Tami Janene Faircloth

Experimental demonstration of increased organic light emitting device output via volumetric light scattering

A set of experimental measurements of scattering films and organic light emitting devices (OLEDs) is presented. We measure the reflectance, transmission, and emission characteristics of scattering media and OLED devices separately, and use this data as input into a simple radiative transfer model to predict the effect of light scattering on OLED light output. We find quantitative agreement between the radiative transfer model predictions and experimental results. We find that the introduction of volumetric scattering mechanisms increases the output of OLEDs by as much as 40%, which corresponds to over 70% of the light within a typical glass substrate being coupled to air.

High performance organic light-emitting diodes fabricated via a vacuum-free lamination process

We demonstrate high performance organic light-emitting diodes (OLEDs) fabricated via a vacuum-free, direct lamination process. The OLEDs were made by laminating an anode component to a separately engineered cathode component using a roll laminator. We further present a solution-based chemical n-doping strategy to enable efficient electron injection from an inert cathode into polymeric organic semiconductors. The n-doping strategy is demonstrated by chemically reducing a conjugated light-emitting polymer with an alkali metal in an organic solvent. The metal reduced conjugated polymer, when employed as an electron injection layer, yields laminated OLEDs with efficiency comparable to conventionally fabricated devices utilizing a vacuum-deposited, reactive metal cathode. These designs and techniques should enable applications such as lighting where extremely low cost device fabrication is required.
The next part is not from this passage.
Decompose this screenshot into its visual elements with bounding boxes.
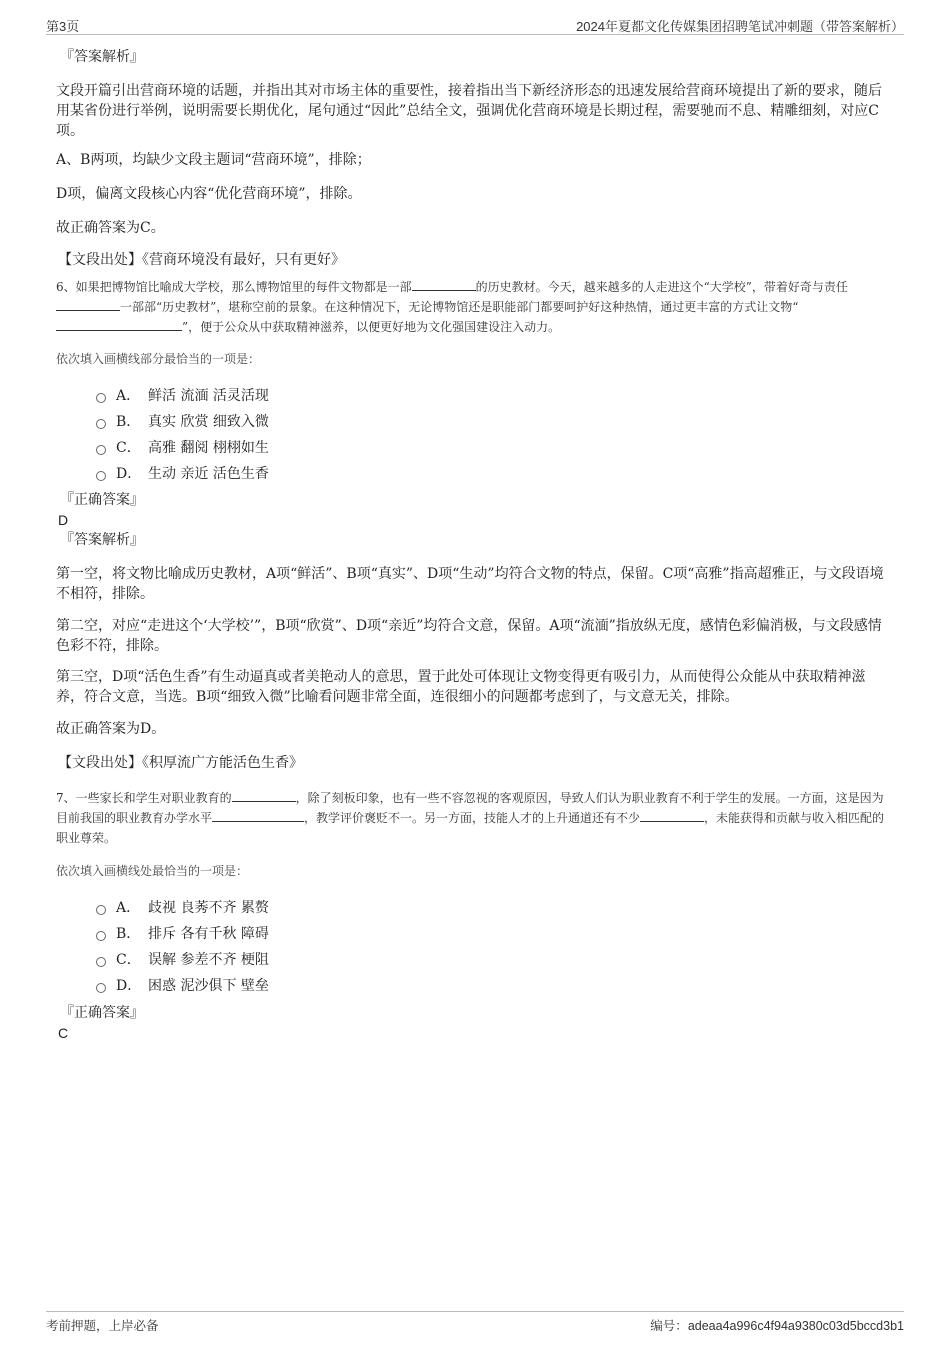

Light extraction from OLEDs using volumetric light scattering

One of the limitations on OLED performance is the optical extraction efficiency, ηex, which is the ratio of light generated within the device to light emitted into the ambient. Ideally ηex is equal to unity. Typical estimates for this efficiency factor in OLEDs range between 0.17-0.5. We present a simple radiative transport model that quantifies the effect of volumetric light scattering on light output in terms of a small set of readily measured parameters. Our methodology is sufficiently general to parameterize and describe many of the light extraction schemes found in the literature. We will present a set of model calculations using parameters typical of many OLEDs, and show that the introduction of light scattering sites within the otherwise transparent substrate can increase light extraction efficiencies by at least a factor of 1.4. We also present experimental data to validate our analysis and demonstrate a high level of agreement between model and experiment.
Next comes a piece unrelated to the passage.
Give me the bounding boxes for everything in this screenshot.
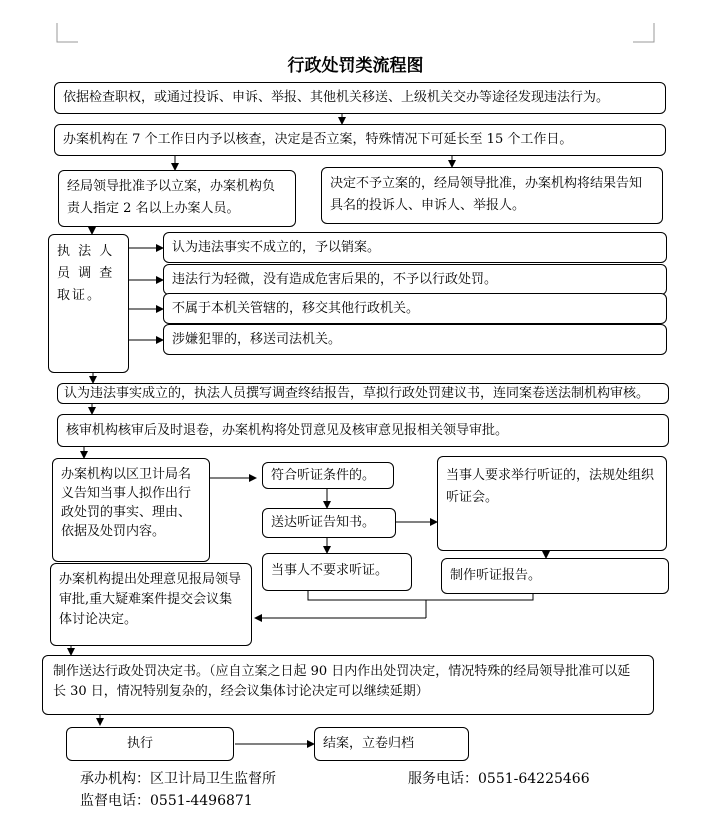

Low-cost organic light-emitting devices for general illumination

Organic light-emitting devices (OLEDs) have shown great promise for general lighting applications. Over the past several years, tremendous progress has been made in improving performance attributes such as light quality, efficacy and lifetime of OLEDs. However, achieving the low cost manufacturing potential of OLEDs, another stringent requirement to enable lighting applications, has so far not been well addressed and explored. Here, we describe a vacuum-free, direct lamination process that could reduce OLED manufacturing costs substantially below what is currently possible. With this technique, OLEDs can be made by laminating an anode component to a separately engineered cathode component using a roll laminator. When coupled with a solution-based chemical n-doping strategy to enable efficient electron injection from an inert cathode into polymeric organic semiconductors, the lamination technique is able to produce high performance OLEDs with efficiency comparable to conventionally fabricated devices utilizing a vacuum-deposited, reactive metal cathode.

A Rapid Evaluation Method to Assess Organic Film Uniformity in Roll-to-Roll Manufactured OLEDs.

In order to enable low cost roll-to-roll or sheet-processing of organic light-emitting diode (OLED) devices, completely new deposition methods for both polymer and smallmolecule layers are being developed in place of the classic semiconductor manufacturing methods. In evaluating the utility of such methods, it is advantageous to have a robust and fast method to measure the thickness uniformity of the deposited organic layers. Non-uniformities at all spatial length scales from sub-mm to several cm can occur and so need to be understood as a function of the relevant parameters for each deposition method. Here we demonstrate a simple and fast method to quantify non-uniformities in thin films over arbitrarily large length scales. Our method utilizes the color of light reflected from the coated substrate and its variation with polymer layer thickness. This concept of color change is well known, and is due to constructive interference of light of particular wavelengths related to polymer layer thickness and optical constants. In our modification, a digital camera is used to capture images of the coated substrates, and hue is extracted from the image data files. We show that hue can be linearly correlated with polymer thickness. We demonstrate this for polymer based OLEDs using poly(3,4-ethylenedioxythiophene) poly(styrenesulfonate) (PEDOT:PSS) and a light-emitting polymer (LEP) deposited on transparent substrate. The correlations were successfully used for 40-140nm PEDOT:PSS layers and 20-110nm LEP layers over length scales greater than 1 inch. The method sensitivity is estimated to be better than 5 nm. We show examples of non-uniformity analysis and how it relates to OLED performance.